In the meantime, Jonasson decided he didn’t want to retire, so he requested and was approved for a seven-month leave of absence running from Oct. 1, 2013, to April 1, 2014. Jonasson and the vice-president — neither of whom were yet aware of the impending job cuts — signed a leave of absence agreement that stated Nexen would “make reasonable efforts to find me a suitable role within the organization upon my return to active duty,” though the company “is under no obligation to return me to my original position or one of equivalent level.” The agreement further stipulated that if a suitable role wasn’t found after reasonable efforts were made to find one, or Jonasson declined an offer for a suitable role, Nexen would consider him to have resigned and he would not be eligible for “any severance, termination payment, bonus, or any other provision, including any company sponsored benefits.”

In addition to the agreement, Nexen’s leave policy stated that it expected employees on leave to avoid other employment unless approved.

Employee’s job identified as potential cut before leave began

Shortly before Jonasson went on leave, Nexen’s senior HR officials began identifying senior managers who could potentially be let go. The list was fluid and kept changing, but Jonasson’s name made it to the first list and remained on it thereafter because there were higher-rated managers on the chopping block for whom the company was trying to find alternate positions.

Jonasson began his leave on Oct. 1 and Nexen divided his job responsibilities among other employees. Jonasson remained on the cut list and the company tried to find placements for some of the individuals on the list, but not any special efforts for Jonasson. It also became apparent while Jonasson was on leave that the company could function without him, so when the final cut list was determined in January 2014, Jonasson was on it.

Nexen decide to officially cut Jonasson’s position on April 1, the day he was scheduled to return from his leave of absence. The vice-president called Jonasson in Arizona — where he was spending his leave — on March 3 to tell him his employment would end as of April 1 with no severance payment, as the company treated it as a deemed resignation under the leave of absence agreement. The company wanted to inform him in advance to give him the choice of staying in Arizona rather than coming back to no job.

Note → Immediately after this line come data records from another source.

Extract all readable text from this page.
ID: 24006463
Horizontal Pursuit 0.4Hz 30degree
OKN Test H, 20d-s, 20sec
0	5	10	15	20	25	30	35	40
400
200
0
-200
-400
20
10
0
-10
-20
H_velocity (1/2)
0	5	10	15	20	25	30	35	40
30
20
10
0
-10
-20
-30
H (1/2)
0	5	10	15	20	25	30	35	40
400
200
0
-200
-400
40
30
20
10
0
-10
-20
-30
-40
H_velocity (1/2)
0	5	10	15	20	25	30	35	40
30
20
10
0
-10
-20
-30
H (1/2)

Jonasson was surprised since the leave of absence agreement required Nexen to make a reasonable effort to find him a position upon his return. He contacted several people at Nexen to find out what happened and if he had been considered for other positions.

The court found the leave of absence agreement wasn’t binding, as Nexen was aware that deep cuts to management were pending, while Jonasson was not. The company also knew Jonasson’s name was on the cut list before he left on his leave of absence and it was likely no efforts to find him a role would be successful, but said nothing — and in fact it took steps to keep the news secret until it was ready to reveal its plans to employees, said the court.

The court also found that the leave of absence agreement’s allowance for a deemed resignation against Jonasson’s wishes resulted in him retroactively waiving his entitlement to notice and severance “under circumstances unknown to the employee.” This made the agreement contrary to Alberta’s Employment Standards Code and therefore void, the court said.

Considering Jonasson’s age, his 22 years of service with Nexen and its predecessor, the importance of his position, and the limited transferability of his recent experience and knowledge — his final three years at Nexen were spent developing a new technology that wasn’t ready for field use — the court determined Jonasson was entitled to 23 months’ notice of dismissal. In addition to liability for the notice period, Nexen was ordered to pay Jonasson $20,000 in punitive damages — a “little more than nominal” amount for Nexen’s conduct that wasn’t malicious, but “displayed an outrageous degree of negligence” toward Jonasson — “just sufficient to send a message of denunciation and deterrence,” the court concluded.

For more information see:

Jonasson v. Nexen, 2018 CarswellAlta 1907 (Alta. Q.B.).